From my humble opinion, I consider that a virtual visit to a place or a monument can never replace emotions, feelings, sounds or smells. Going to the Timanfaya National Park and see how the smoke comes out at high ground temperatures or that the tour guides tell you anecdotes of its surroundings are perfections that only physically visiting a place will give you, they are small details that manage to transmit the history that each place has behind. Therefore, a virtual reality will never be a 100% reality but this technology also has many advantages. It allows you to travel, visit a place on the other side of the world with just one click, this is possible thanks, for example, to Google Cardboard glasses. It would even be an advance in the education sector, studying art or architecture and being able to make these visits to monuments without leaving home.

For all these reasons, virtual reality is becoming more and more present in the tourism sector with the appearance of new initiatives as interesting as the Mona Lisa project Beyond the glass . It is a very beautiful idea that allows you to get virtually close to one of the most famous and visited paintings (both physically and virtually) in the world. In this 3D approach you can learn more about the history that surrounds the entire work and each of its lines. This project has been developed thanks to the collaboration of the Louvre Museum and HTC VIVRE ARTS, which is currently a leading company in virtual reality.

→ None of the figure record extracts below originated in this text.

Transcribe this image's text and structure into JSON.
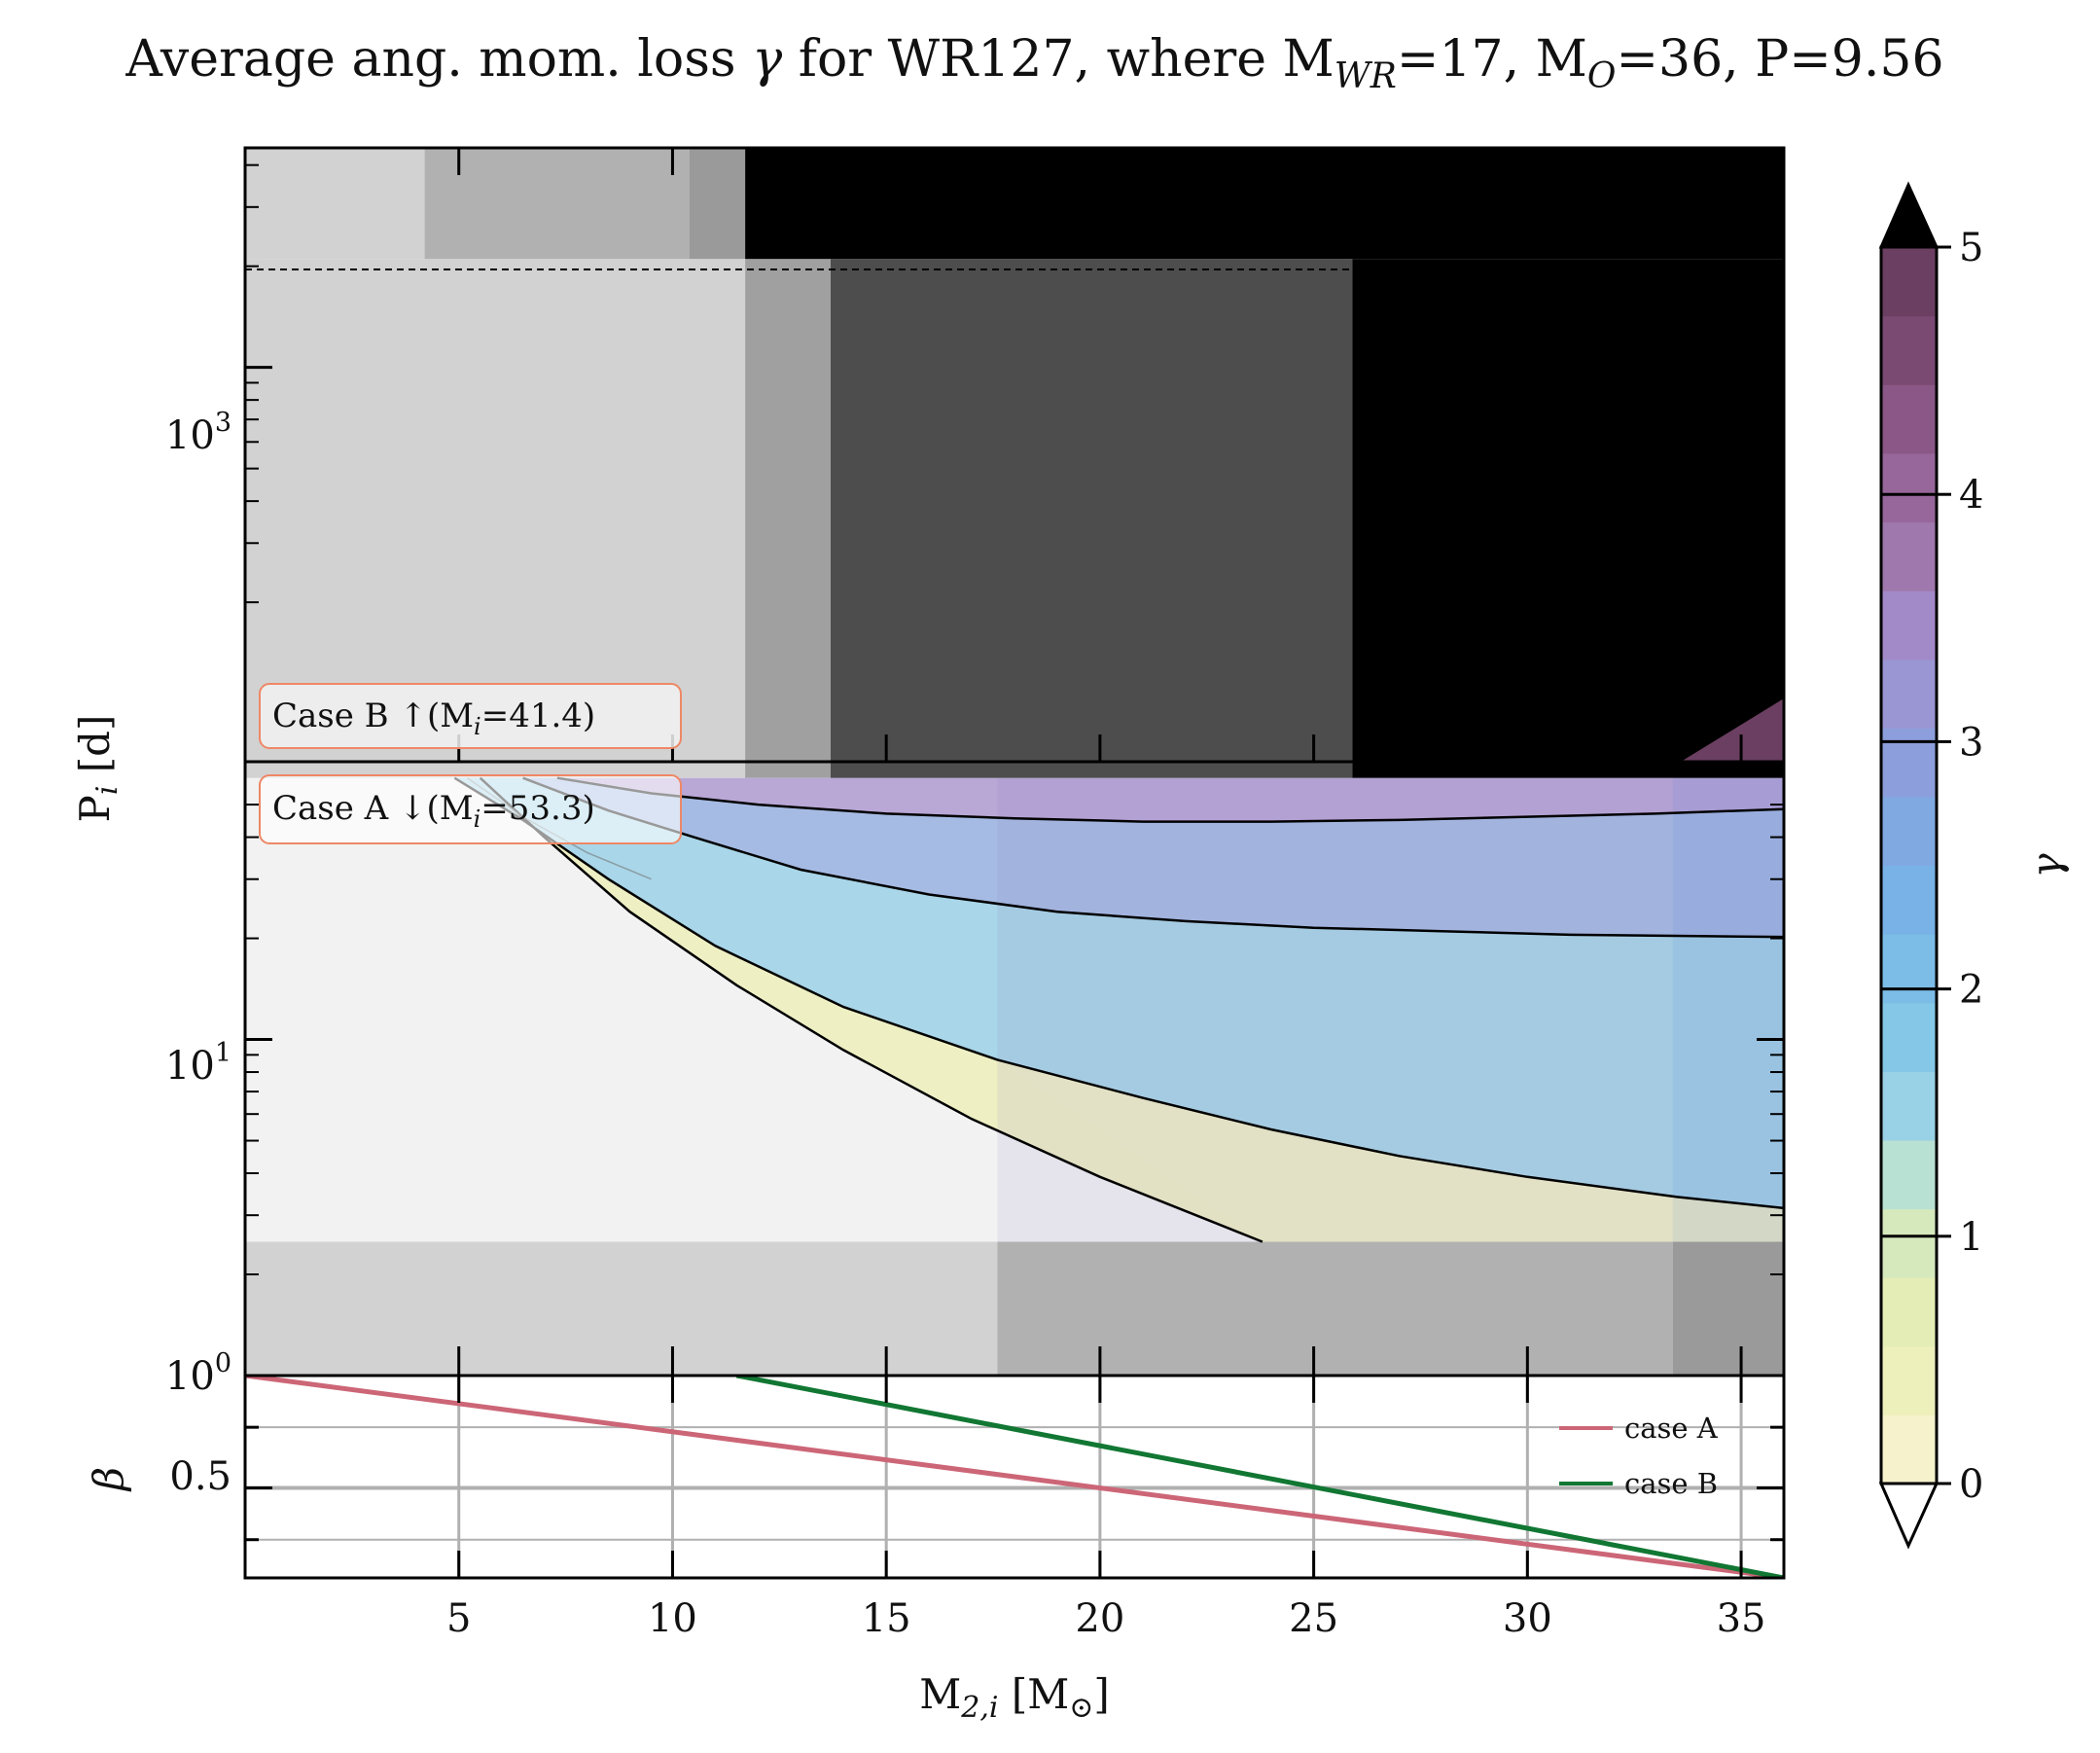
{
  "title_parts": {
    "prefix": "Average ang. mom. loss ",
    "symbol": "γ",
    "mid": " for WR127, where M",
    "sub1": "WR",
    "p2": "=17, M",
    "sub2": "O",
    "p3": "=36, P=9.56"
  },
  "chart_data": [
    {
      "type": "heatmap",
      "panel": "top",
      "title": "Average ang. mom. loss γ for WR127, where M_WR=17, M_O=36, P=9.56",
      "xlabel": "",
      "ylabel": "P_i [d]",
      "ylabel_parts": {
        "main": "P",
        "sub": "i",
        "rest": " [d]"
      },
      "xlim": [
        0,
        36
      ],
      "ylim": [
        1,
        4500
      ],
      "yscale": "log",
      "ytick_labels": [
        {
          "base": "10",
          "exp": "0",
          "value": 1
        },
        {
          "base": "10",
          "exp": "1",
          "value": 10
        },
        {
          "base": "10",
          "exp": "3",
          "value": 1000
        }
      ],
      "boundary_period": 60,
      "annotations": [
        {
          "prefix": "Case B ↑(M",
          "sub": "i",
          "suffix": "=41.4)"
        },
        {
          "prefix": "Case A ↓(M",
          "sub": "i",
          "suffix": "=53.3)"
        }
      ],
      "contour_levels": [
        1,
        2,
        3,
        4
      ],
      "colorbar": {
        "label": "γ",
        "range": [
          0,
          5
        ],
        "ticks": [
          "0",
          "1",
          "2",
          "3",
          "4",
          "5"
        ],
        "extend": "both",
        "colors": [
          "#f6f2cc",
          "#eef0bc",
          "#e4edb6",
          "#d5e9bd",
          "#b9e1d3",
          "#99d1e6",
          "#85c7e6",
          "#7cbde7",
          "#78b2e6",
          "#80a9e2",
          "#8c9fdc",
          "#9a95d3",
          "#a289c7",
          "#9f78ad",
          "#97679b",
          "#8a5787",
          "#7a4a73",
          "#6b3f61"
        ]
      },
      "contours": [
        {
          "x": [
            4.9,
            6.5,
            8.5,
            11,
            14,
            17.6,
            21,
            24,
            27,
            30,
            33.5,
            36
          ],
          "y": [
            60,
            45,
            30,
            19,
            12.5,
            8.7,
            6.7,
            5.4,
            4.5,
            3.9,
            3.4,
            3.15
          ]
        },
        {
          "x": [
            6.5,
            8.5,
            10.5,
            13,
            16,
            19,
            22,
            25,
            28,
            31,
            34,
            36
          ],
          "y": [
            60,
            48,
            40,
            32,
            27,
            24,
            22.5,
            21.5,
            21,
            20.5,
            20.3,
            20.2
          ]
        },
        {
          "x": [
            7.3,
            9.5,
            12,
            15,
            18,
            21,
            24,
            27,
            30,
            33,
            36
          ],
          "y": [
            60,
            54,
            50,
            47,
            45.5,
            44.5,
            44.5,
            45,
            46,
            47,
            48.5
          ]
        },
        {
          "x": [
            5.5,
            7,
            9,
            11.5,
            14,
            17,
            20,
            23.8
          ],
          "y": [
            60,
            40,
            24,
            14.5,
            9.3,
            5.8,
            3.9,
            2.5
          ]
        }
      ],
      "grey_regions": [
        {
          "x0": 0,
          "x1": 4.2,
          "y0": 2100,
          "y1": 4500,
          "color": "#d2d2d2"
        },
        {
          "x0": 4.2,
          "x1": 10.4,
          "y0": 2100,
          "y1": 4500,
          "color": "#b1b1b1"
        },
        {
          "x0": 10.4,
          "x1": 11.7,
          "y0": 2100,
          "y1": 4500,
          "color": "#9a9a9a"
        },
        {
          "x0": 11.7,
          "x1": 36,
          "y0": 2100,
          "y1": 4500,
          "color": "#000000"
        },
        {
          "x0": 0,
          "x1": 11.7,
          "y0": 60,
          "y1": 2100,
          "color": "#d2d2d2"
        },
        {
          "x0": 11.7,
          "x1": 13.7,
          "y0": 60,
          "y1": 2100,
          "color": "#a0a0a0"
        },
        {
          "x0": 13.7,
          "x1": 25.9,
          "y0": 60,
          "y1": 2100,
          "color": "#4d4d4d"
        },
        {
          "x0": 25.9,
          "x1": 36,
          "y0": 60,
          "y1": 2100,
          "color": "#000000"
        },
        {
          "x0": 0,
          "x1": 17.6,
          "y0": 1,
          "y1": 2.5,
          "color": "#d2d2d2"
        },
        {
          "x0": 17.6,
          "x1": 33.4,
          "y0": 1,
          "y1": 2.5,
          "color": "#b1b1b1"
        },
        {
          "x0": 33.4,
          "x1": 36,
          "y0": 1,
          "y1": 2.5,
          "color": "#9a9a9a"
        }
      ]
    },
    {
      "type": "line",
      "panel": "bottom",
      "xlabel": "M_2,i [M_⊙]",
      "xlabel_parts": {
        "main": "M",
        "sub": "2,i",
        "rest_open": " [M",
        "sub2": "⊙",
        "rest_close": "]"
      },
      "ylabel": "β",
      "xlim": [
        0,
        36
      ],
      "ylim": [
        0.1,
        1.0
      ],
      "x_ticks": [
        "5",
        "10",
        "15",
        "20",
        "25",
        "30",
        "35"
      ],
      "y_ticks": [
        {
          "label": "0.5",
          "value": 0.5
        }
      ],
      "y_gridlines": [
        0.27,
        0.5,
        0.77
      ],
      "y_max_label": "10",
      "series": [
        {
          "name": "case A",
          "color": "#cc6677",
          "x": [
            0,
            36
          ],
          "y": [
            1.0,
            0.1
          ]
        },
        {
          "name": "case B",
          "color": "#117733",
          "x": [
            11.5,
            36
          ],
          "y": [
            1.0,
            0.1
          ]
        }
      ],
      "legend_location": "upper-right"
    }
  ]
}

Yet another advantage is the creation of new jobs in this sector. The world of digitization , of knowing virtual and augmented reality technologies , combined with the world of history and art, is an association that will undoubtedly create new jobs that will require specialization in knowing both areas and how combine them.

In this way, more interactive stories will be created that will bring art and culture closer to people, we will be able to visit the rooms of our favorite museums from any corner of the world, or learn anecdotes and details of wonderful monuments, and all this seems incredible to me.